The foursome will be competing against 19 other 3-on-3 teams from across the globe.

“I like the other guys a lot, we’ve been together at three events so I’ve gotten to know them pretty well and they’re all good guys,” McCaffery said. “There’s also a girls team that has been with us, and we all have gotten along pretty well.”

While they’ve bonded off the court, their on-court play has been exceptional. In March, Team Quest racked up an 8-0 record in USA Basketball’s qualifying round in Colorado Springs.

In the eight victories en route to a championship, McCaffery was named the tournament’s Most Valuable Player. His biggest asset was on full display - versatility.  

“In 3-on-3, you have to be really versatile on offense, but especially (versatile on) defense. “McCaffery said. “It helps to be able to guard multiple positions. On offense, I’m a pretty versatile player who does well in space, so my game translates really well to 3-on-3.”

What’s the biggest difference between 3-on-3 compared to 5-on-5?

“The game is really fast paced,” McCaffery explained. “You don’t take it back and check it up after a make, you get it out of the net and go, so there’s definitely some strategy that goes into that.”

McCorkle, McCaffrey’s teammate and a sophomore star for Greensboro Day High School in North Carolina, doubled down on the pace of play.

“It’s a lot faster pace and a small space,” McCorkle said. “So spacing and pace are very, very important. There’s nowhere to hide. We have to use more handling and cutting for sure.”

McCaffery also mentioned spacing, as well as the benefit of good cardio and timely substitutions, as being crucial in the 3-on-3 format. The last bit of advice he gave was more strategy.

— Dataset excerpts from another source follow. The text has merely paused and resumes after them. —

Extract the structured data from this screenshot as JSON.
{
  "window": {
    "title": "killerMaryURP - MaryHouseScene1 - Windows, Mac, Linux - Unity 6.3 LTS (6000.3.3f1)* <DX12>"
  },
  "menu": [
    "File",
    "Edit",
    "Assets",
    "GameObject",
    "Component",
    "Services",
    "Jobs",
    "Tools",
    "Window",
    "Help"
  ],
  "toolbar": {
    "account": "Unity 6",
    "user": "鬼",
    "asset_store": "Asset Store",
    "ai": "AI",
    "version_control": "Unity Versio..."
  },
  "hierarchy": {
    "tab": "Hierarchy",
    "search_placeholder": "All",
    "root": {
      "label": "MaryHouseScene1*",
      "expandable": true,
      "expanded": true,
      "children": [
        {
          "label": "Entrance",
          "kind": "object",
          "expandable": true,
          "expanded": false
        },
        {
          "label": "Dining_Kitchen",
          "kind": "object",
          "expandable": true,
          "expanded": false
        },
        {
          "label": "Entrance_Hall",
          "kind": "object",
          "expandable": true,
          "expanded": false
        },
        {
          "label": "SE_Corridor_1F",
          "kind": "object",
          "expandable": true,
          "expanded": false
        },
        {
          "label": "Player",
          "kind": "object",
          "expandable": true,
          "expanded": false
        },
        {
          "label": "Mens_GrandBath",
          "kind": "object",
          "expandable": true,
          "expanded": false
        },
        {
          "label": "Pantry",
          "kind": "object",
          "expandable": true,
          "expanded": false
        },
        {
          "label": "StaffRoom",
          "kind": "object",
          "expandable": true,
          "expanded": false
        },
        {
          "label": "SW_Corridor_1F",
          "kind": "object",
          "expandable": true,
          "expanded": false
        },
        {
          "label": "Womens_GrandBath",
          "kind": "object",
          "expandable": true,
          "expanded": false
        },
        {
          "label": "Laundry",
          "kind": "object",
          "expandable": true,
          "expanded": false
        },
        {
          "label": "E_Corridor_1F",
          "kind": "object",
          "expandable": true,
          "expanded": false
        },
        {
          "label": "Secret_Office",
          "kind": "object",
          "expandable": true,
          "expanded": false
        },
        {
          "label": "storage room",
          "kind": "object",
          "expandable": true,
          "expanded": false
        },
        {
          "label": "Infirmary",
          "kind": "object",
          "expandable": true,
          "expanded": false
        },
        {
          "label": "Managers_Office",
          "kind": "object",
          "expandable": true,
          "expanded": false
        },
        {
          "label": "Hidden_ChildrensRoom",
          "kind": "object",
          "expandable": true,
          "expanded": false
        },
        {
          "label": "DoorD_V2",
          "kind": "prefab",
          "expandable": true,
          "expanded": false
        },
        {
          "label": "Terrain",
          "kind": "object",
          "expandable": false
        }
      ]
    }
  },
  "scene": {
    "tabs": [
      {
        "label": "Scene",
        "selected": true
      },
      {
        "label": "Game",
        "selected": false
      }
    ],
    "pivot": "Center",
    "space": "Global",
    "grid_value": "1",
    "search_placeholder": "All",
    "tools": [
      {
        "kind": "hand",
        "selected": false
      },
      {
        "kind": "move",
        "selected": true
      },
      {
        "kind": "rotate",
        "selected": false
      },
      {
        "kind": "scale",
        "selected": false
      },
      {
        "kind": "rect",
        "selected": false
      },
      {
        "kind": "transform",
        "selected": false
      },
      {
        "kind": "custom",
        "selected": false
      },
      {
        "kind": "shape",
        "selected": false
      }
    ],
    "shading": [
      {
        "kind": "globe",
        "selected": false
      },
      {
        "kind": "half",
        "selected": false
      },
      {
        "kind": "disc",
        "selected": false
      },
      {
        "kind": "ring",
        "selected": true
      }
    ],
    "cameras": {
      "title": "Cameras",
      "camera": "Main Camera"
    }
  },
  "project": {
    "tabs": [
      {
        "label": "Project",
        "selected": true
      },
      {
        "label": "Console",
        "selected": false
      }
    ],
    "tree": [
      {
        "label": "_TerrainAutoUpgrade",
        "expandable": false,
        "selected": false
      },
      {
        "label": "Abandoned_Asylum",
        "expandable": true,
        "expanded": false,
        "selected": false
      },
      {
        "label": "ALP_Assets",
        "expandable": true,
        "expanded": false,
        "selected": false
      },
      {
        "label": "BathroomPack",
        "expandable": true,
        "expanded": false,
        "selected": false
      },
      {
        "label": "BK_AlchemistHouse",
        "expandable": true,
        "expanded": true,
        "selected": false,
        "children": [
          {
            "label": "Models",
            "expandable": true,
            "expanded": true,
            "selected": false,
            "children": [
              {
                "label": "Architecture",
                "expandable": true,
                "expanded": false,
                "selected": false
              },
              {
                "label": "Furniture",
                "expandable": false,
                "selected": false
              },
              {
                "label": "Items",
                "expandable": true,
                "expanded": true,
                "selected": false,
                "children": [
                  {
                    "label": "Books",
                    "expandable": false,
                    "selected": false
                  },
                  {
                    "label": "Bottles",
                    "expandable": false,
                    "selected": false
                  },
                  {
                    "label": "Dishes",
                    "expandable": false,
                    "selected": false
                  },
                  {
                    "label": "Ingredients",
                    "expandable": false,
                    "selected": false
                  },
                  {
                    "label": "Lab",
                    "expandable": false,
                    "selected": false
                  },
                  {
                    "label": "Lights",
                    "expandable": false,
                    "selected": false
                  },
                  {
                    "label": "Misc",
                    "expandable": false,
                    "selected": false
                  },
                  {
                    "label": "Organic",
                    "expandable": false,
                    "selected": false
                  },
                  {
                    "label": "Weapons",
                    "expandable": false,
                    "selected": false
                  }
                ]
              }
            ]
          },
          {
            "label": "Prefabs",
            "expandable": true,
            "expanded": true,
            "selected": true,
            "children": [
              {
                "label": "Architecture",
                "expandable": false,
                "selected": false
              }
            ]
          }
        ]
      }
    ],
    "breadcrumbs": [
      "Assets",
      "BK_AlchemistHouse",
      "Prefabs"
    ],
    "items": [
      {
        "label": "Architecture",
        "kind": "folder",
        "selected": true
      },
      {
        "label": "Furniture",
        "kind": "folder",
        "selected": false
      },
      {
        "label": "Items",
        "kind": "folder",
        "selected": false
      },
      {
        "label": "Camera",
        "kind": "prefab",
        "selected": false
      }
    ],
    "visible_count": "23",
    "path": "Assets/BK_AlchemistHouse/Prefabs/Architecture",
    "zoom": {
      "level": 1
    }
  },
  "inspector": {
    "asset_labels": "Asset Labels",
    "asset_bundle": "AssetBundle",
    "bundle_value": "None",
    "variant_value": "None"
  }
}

“Another big part, it’s 1’s and 2’s for (the scoring system), so the two-point shot is way more valuable. We have to make sure we guard well because those add up in a hurry.”

Being the son of a high-major college coach, it makes sense that McCaffery pays attention to strategy. Committed to play for his father as Hawkeye in 2019, there are definite drawbacks of ‘living under a microscope’ in a college town, as McCaffery put it, but he said the good outweighs the bad.

“There are pros and cons, but mainly pros,” McCaffery said. “I’m able to go to a high-level Division I practice every day. I feel like once I get there, I’ll be a little bit ahead of the curve. I get to use the gym and everything, so that’s really beneficial.”

Everything added up, McCaffery is the full package for a budding basketball prospect. He’s battle-tested, mentioning the likes of Duke freshman Zion Williamson and 2019 top five recruits Cole Anthony and Matthew Hurt as his best competition to date. He’s more than ready to represent his country, but the full impact of the opportunity hasn’t sunk in quite yet.

“I don’t think it will set in until I get there,” McCaffery admitted. “I think once we step on the court will be the first time it sets in for me.”

Like normal, McCaffery will have his support system in tow.

“My mom is going to come with me (to Buenos Aires), so her being there will make the trip even more special,” McCaffery said, noting the advice he receives from his parents. “They just make sure that I understand how amazing of an opportunity this is, and how I need to stay focused and take full advantage of it.”

“I still have way more to accomplish.”

First things first, an Olympic gold medal.